Why Heisenberg’s Uncertainty Principle Occurs
I must admit that since first hearing about string theory, many moons ago, I was highly skeptical and basically poo-pooed it. Ah, here we go… We don’t understand something, so we’re going to attribute some bizarre hypothesis… So yes, not a real fan. But today when I happened upon this video, I nodded to its existence and thought, maybe, just maybe I’ll give it another chance. So, hats off to Astrum; you may be slowly bringing around a skeptic.
And below is a reply to the video from a viewer on YT.

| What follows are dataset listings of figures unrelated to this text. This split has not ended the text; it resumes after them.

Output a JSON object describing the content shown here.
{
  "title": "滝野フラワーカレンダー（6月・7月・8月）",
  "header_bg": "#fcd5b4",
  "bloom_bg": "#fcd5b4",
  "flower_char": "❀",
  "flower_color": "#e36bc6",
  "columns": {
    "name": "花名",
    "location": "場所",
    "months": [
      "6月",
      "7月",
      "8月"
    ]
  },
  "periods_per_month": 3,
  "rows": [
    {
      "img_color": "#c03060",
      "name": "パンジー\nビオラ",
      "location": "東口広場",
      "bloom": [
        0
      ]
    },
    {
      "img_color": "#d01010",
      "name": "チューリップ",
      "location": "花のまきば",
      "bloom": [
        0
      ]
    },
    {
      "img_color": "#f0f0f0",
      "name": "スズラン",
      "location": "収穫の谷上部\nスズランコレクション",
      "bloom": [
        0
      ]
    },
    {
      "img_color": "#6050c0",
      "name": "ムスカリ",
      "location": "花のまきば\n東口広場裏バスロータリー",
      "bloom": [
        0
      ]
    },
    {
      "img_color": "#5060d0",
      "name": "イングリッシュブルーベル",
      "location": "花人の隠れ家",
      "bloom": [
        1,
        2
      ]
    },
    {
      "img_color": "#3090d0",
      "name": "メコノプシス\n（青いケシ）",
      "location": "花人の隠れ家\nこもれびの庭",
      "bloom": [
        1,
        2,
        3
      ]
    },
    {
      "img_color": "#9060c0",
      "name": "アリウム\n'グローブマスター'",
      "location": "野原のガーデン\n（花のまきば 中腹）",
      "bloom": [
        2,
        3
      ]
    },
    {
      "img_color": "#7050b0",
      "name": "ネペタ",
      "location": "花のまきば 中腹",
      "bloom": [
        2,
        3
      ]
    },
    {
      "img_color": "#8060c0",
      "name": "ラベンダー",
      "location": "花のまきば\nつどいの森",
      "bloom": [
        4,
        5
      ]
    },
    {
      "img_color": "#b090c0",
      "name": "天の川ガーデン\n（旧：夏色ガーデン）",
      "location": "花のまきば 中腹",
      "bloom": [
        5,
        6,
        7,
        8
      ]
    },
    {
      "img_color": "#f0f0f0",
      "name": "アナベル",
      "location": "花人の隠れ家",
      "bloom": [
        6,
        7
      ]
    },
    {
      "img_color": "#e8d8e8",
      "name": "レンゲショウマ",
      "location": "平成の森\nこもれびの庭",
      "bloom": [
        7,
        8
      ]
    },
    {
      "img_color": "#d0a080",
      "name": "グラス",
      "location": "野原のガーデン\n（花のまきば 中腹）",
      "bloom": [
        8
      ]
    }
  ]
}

General relativity and quantum mechanics will never be combined until we realize that we are observing them at different moments in time. Because causality has a speed limit (c) every point in space where you observe it from will be the closest to the present moment. When we look out into the universe, we see the past which is made of particles (GR). When we try to look at smaller and smaller sizes and distances, we are actually looking closer and closer to the present moment (QM). The wave property of particles appears when we start looking into the future of that particle. It is a probability wave because the future is probabilistic. Wave function collapse is what we perceive as the present moment and is what divides the past from the future. GR is making measurements in the observed past and therefore, predictable. QM is attempting to make measurements of the unobserved future and therefore, unpredictable.
@binbots response to this video on YouTube
Interesting take. I see where you’re going with this; because quantum mechanics deals with the future and therefore is unpredictable. While general relativity deals with the past, therefore it can be quantified. That makes perfect sense – and therefore the twain shall never meet.